Epix pt 3 - Airflow Suit
Oct 23, 2010
article & images by Nick Salazar
Epix is a company that's getting things right. As we discussed in parts one and two of this series, where we reviewed their Limited Edition print suits, their suit design is excellent. Those suits featured front zippers, deep rear pockets, and eliminated the front waistline seam. For its Airflow suit, Epix chose a slightly different feature set, but kept the most important feature of its other suits - the comfortable fit. The design is slightly different, but still feels great, and importantly lacks a front waist seam. That goes quite a long way to making the suit more comfortable. After using one-piece suits with this smart bit of design, you won't want to consider going back.
So what's new with this suit? For one thing, it obviously doesn't feature a wild print like the other suits did. Instead, Epix gives the Airflow some upgraded design points. The suit features their upgraded Airflow chamois, which is supposed to keep the chamois area dry. In practice, we rarely notice an abundance of moisture with any chamois, so we weren't really able to compare that feature. But if you notice some unwanted swampiness in your nether regions, this might be an important bit of technology for you. In any event, we did find the chamois to be comfortable even on long rides, which is a nice plus. Minimal tri chamois only work well if they fit you well, and don't bunch up and chafe. The Epix chamois worked well in our test rides.
The suit features two leg pockets, made of a thin mesh to help minmize drag in the water if you're swimming in it without a wetsuit. It's a nice feature at this price point. However, if your focus is races that don't allow wetsuits, you might want to look for hydrophobic-fabric suits, although these suits invariably cost a lot more than the Airflow. Usually about double.
And on the subject of pockets, Epix has consolidated the rear pockets to just one on the Airflow. It's also mesh, and features a zipper closure. We're a bit torn about this choice. On the one hand, one pocket means less storage. On the other hand, that means your gear is centered, and easier to get with either hand. The zipper is also nice for those long rides when you don't want to risk anything falling out. For racing, you might want to be sure the zipper is open so you don't have to work at getting your stuff out.
The Price is Right
Probably the nicest thing about these suits, considering their fit and features, is their price. The Airflow retails for $99, and is an incredible value for the price. Some of the Epix Limited Edition suits retail for the same amount, and you trade some features for a more eye-catching design.
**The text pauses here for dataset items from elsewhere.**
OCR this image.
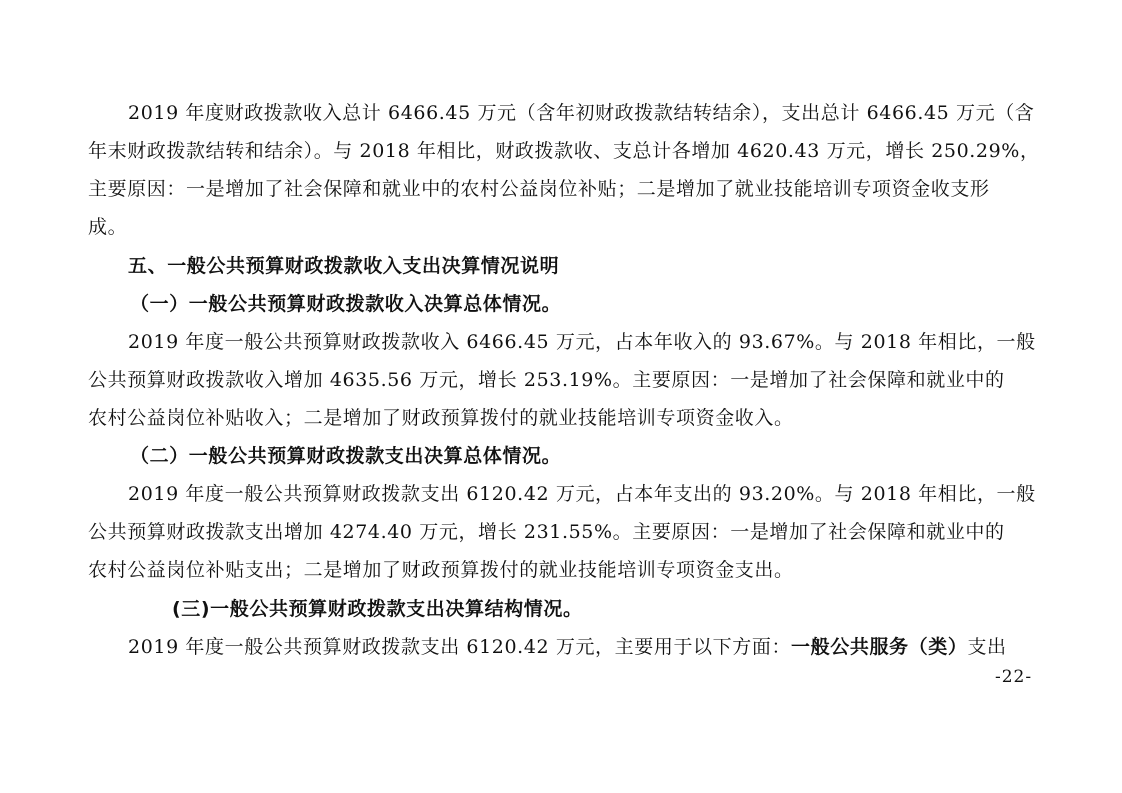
2019 年度财政拨款收入总计 6466.45 万元（含年初财政拨款结转结余），支出总计 6466.45 万元（含
年末财政拨款结转和结余）。与 2018 年相比，财政拨款收、支总计各增加 4620.43 万元，增长 250.29%，
主要原因：一是增加了社会保障和就业中的农村公益岗位补贴；二是增加了就业技能培训专项资金收支形
成。
五、一般公共预算财政拨款收入支出决算情况说明
（一）一般公共预算财政拨款收入决算总体情况。
2019 年度一般公共预算财政拨款收入 6466.45 万元，占本年收入的 93.67%。与 2018 年相比，一般
公共预算财政拨款收入增加 4635.56 万元，增长 253.19%。主要原因：一是增加了社会保障和就业中的
农村公益岗位补贴收入；二是增加了财政预算拨付的就业技能培训专项资金收入。
（二）一般公共预算财政拨款支出决算总体情况。
2019 年度一般公共预算财政拨款支出 6120.42 万元，占本年支出的 93.20%。与 2018 年相比，一般
公共预算财政拨款支出增加 4274.40 万元，增长 231.55%。主要原因：一是增加了社会保障和就业中的
农村公益岗位补贴支出；二是增加了财政预算拨付的就业技能培训专项资金支出。
(三)一般公共预算财政拨款支出决算结构情况。
2019 年度一般公共预算财政拨款支出 6120.42 万元，主要用于以下方面：一般公共服务（类）支出
-22-
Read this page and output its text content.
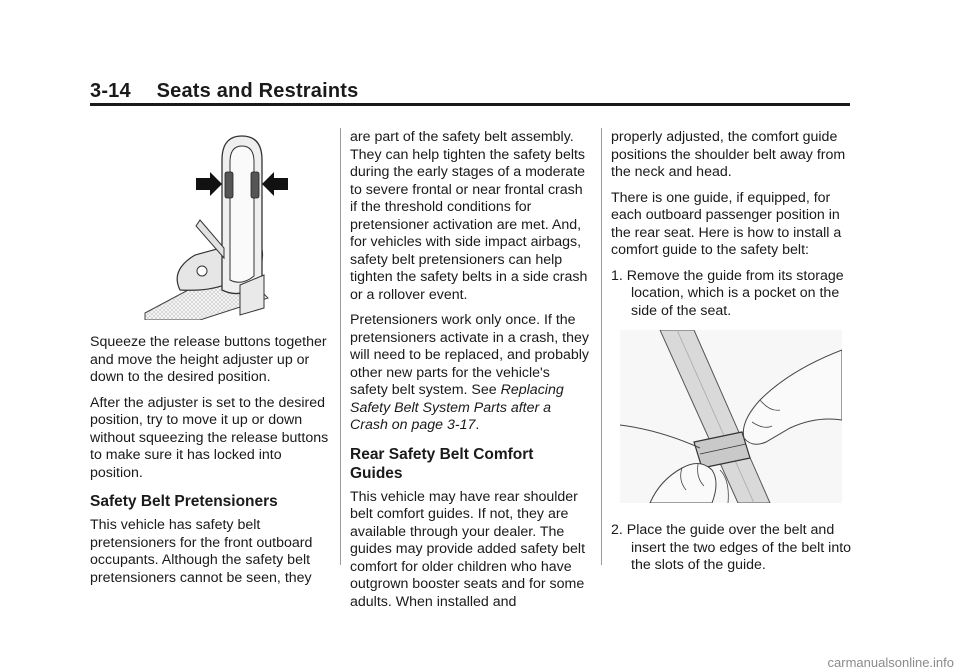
3-14 Seats and Restraints

Squeeze the release buttons together and move the height adjuster up or down to the desired position.

After the adjuster is set to the desired position, try to move it up or down without squeezing the release buttons to make sure it has locked into position.

Safety Belt Pretensioners

This vehicle has safety belt pretensioners for the front outboard occupants. Although the safety belt pretensioners cannot be seen, they

are part of the safety belt assembly. They can help tighten the safety belts during the early stages of a moderate to severe frontal or near frontal crash if the threshold conditions for pretensioner activation are met. And, for vehicles with side impact airbags, safety belt pretensioners can help tighten the safety belts in a side crash or a rollover event.

Pretensioners work only once. If the pretensioners activate in a crash, they will need to be replaced, and probably other new parts for the vehicle's safety belt system. See Replacing Safety Belt System Parts after a Crash on page 3-17.

Rear Safety Belt Comfort Guides

This vehicle may have rear shoulder belt comfort guides. If not, they are available through your dealer. The guides may provide added safety belt comfort for older children who have outgrown booster seats and for some adults. When installed and

properly adjusted, the comfort guide positions the shoulder belt away from the neck and head.

There is one guide, if equipped, for each outboard passenger position in the rear seat. Here is how to install a comfort guide to the safety belt:

1. Remove the guide from its storage location, which is a pocket on the side of the seat.

2. Place the guide over the belt and insert the two edges of the belt into the slots of the guide.

carmanualsonline.info
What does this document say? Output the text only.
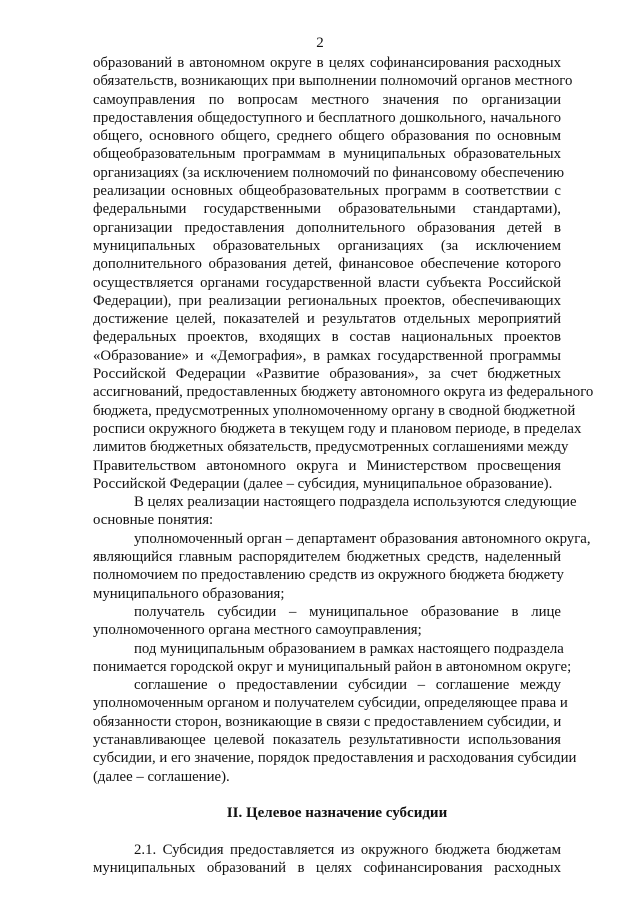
2
образований в автономном округе в целях софинансирования расходных
обязательств, возникающих при выполнении полномочий органов местного
самоуправления по вопросам местного значения по организации
предоставления общедоступного и бесплатного дошкольного, начального
общего, основного общего, среднего общего образования по основным
общеобразовательным программам в муниципальных образовательных
организациях (за исключением полномочий по финансовому обеспечению
реализации основных общеобразовательных программ в соответствии с
федеральными государственными образовательными стандартами),
организации предоставления дополнительного образования детей в
муниципальных образовательных организациях (за исключением
дополнительного образования детей, финансовое обеспечение которого
осуществляется органами государственной власти субъекта Российской
Федерации), при реализации региональных проектов, обеспечивающих
достижение целей, показателей и результатов отдельных мероприятий
федеральных проектов, входящих в состав национальных проектов
«Образование» и «Демография», в рамках государственной программы
Российской Федерации «Развитие образования», за счет бюджетных
ассигнований, предоставленных бюджету автономного округа из федерального
бюджета, предусмотренных уполномоченному органу в сводной бюджетной
росписи окружного бюджета в текущем году и плановом периоде, в пределах
лимитов бюджетных обязательств, предусмотренных соглашениями между
Правительством автономного округа и Министерством просвещения
Российской Федерации (далее – субсидия, муниципальное образование).
В целях реализации настоящего подраздела используются следующие
основные понятия:
уполномоченный орган – департамент образования автономного округа,
являющийся главным распорядителем бюджетных средств, наделенный
полномочием по предоставлению средств из окружного бюджета бюджету
муниципального образования;
получатель субсидии – муниципальное образование в лице
уполномоченного органа местного самоуправления;
под муниципальным образованием в рамках настоящего подраздела
понимается городской округ и муниципальный район в автономном округе;
соглашение о предоставлении субсидии – соглашение между
уполномоченным органом и получателем субсидии, определяющее права и
обязанности сторон, возникающие в связи с предоставлением субсидии, и
устанавливающее целевой показатель результативности использования
субсидии, и его значение, порядок предоставления и расходования субсидии
(далее – соглашение).
II. Целевое назначение субсидии
2.1. Субсидия предоставляется из окружного бюджета бюджетам
муниципальных образований в целях софинансирования расходных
Like the other suits in this series of reviews, the only mystery here is the suit's longevity. We haven't had enough time to really put the suit through the rigors of a full triathlon season to see how it fares. The fabric is definitely thin - so thin that we can read the inner fabric label from outside the suit (see the picture in the gallery below). But going by feel, it seems to be of sound build quality, and we expect it will last through several seasons of use.
Epix is on a roll; we can't wait to see what they do next.